For the foregoing reasons, the defendants’ motion to dismiss (document no. 21) is granted as to Counts II, IV, and VIII. *67The defendants’ motion is denied as to Count VII, and denied as to Count I and Count III, to the extent that both counts are based on the defendants’ alleged manipulation of nicotine.

SO ORDERED.

. Because Bougopoulos's claim is not based on the inherent dangers of cigarettes, the court need not decide whether such a claim would be preempted.

. Bougopoulos does not specifically assert that Count II is based on § 402B, but the allegations in Count II largely track the language of that section, which is titled “Misrepresentation By Seller Of Chattels To Consumer.” In addition, Bougopoulos’s arguments in his opposition to the defendants' motion to dismiss regarding Count II focus mainly on § 402B.

. Although Bougopoulos does not label Count II a strict liability claim, "[t]he rule stated in [§ 402B] is one of strict liability for physical harm to the consumer.” § 402B cmt. a.

. Bougopoulos argues that although precedent concerning the availability of a § 402B claim in New Hampshire is lacking, the court should predict that the New Hampshire Supreme Court would recognize such a cause of action. Because Bougopoulos's products liability claim based on § 402B and his claims for negligent misrepresentation and intentional misrepresentation are redundant, the court need not predict whether the New Hampshire Supreme Court would recognize such a claim.

. Section 389 provides: "One who supplies directly or through a third person a chattel for another's use, knowing or having reason to know that the chattel is unlikely to be made reasonably safe before being put to a use which the supplier should expect it to be put, is subject to liability for physical harm caused by such use to those whom the supplier should expect to use the chattel or to be endangered by its probable use, and who are ignorant of the dangerous character of the chattel or whose knowledge thereof does not make them contributorily negligent, although the supplier has informed the other for whose use the chattel is supplied of its dangerous character.”

. These allegations are contained in the paragraphs in Count IV. The allegations in Count III are nearly identical. See Compl. § 37.

. To the extent Bougopoulos argues in his opposition that his negligence claim is based in part on the defendants’ alleged misrepresentations about the safety of cigarettes, that claim is not sufficiently presented in his complaint.

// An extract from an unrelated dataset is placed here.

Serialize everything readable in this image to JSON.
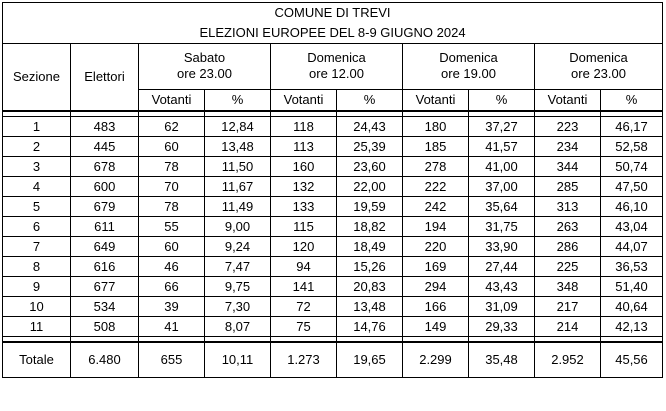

Even if Bougopoulos had made such allegations, that part of his negligence claim would be dismissed because it is duplicative of his negligent misrepresentation claim in Count V. See Fed.R.Civ.P. 12(f).

. Although the defendants argue in their reply that Bougopoulos's allegations in support of his CPA claim do not meet the heightened pleading standard of Federal Rule of Civil Procedure 9(b), "[tjhis court ordinarily does not consider arguments raised for the first time in a reply memorandum and sees no reason to do so here.” Contour Design, Inc. v. Chance Mold Steel Co. Ltd., 2011 WL 1564612, at *6 (D.N.H. Apr. 25, 2011).

. To the extent Bougopoulos argues that Diaz v. Gates, 420 F.3d 897 (9th Cir.2005) (per curiam) supports his argument that a smoker's loss of income due to an inability to work is a property interest under RICO, that case has been called into doubt by numerous other cases and the court is not persuaded by its reasoning. See Evans v. City of Chicago, 434 F.3d 916, 931 n. 26 (7th Cir.2006); Camarillo v. City of Maywood, 2008 WL 4056994, at *2 (C.D.Cal. Aug. 27, 2008).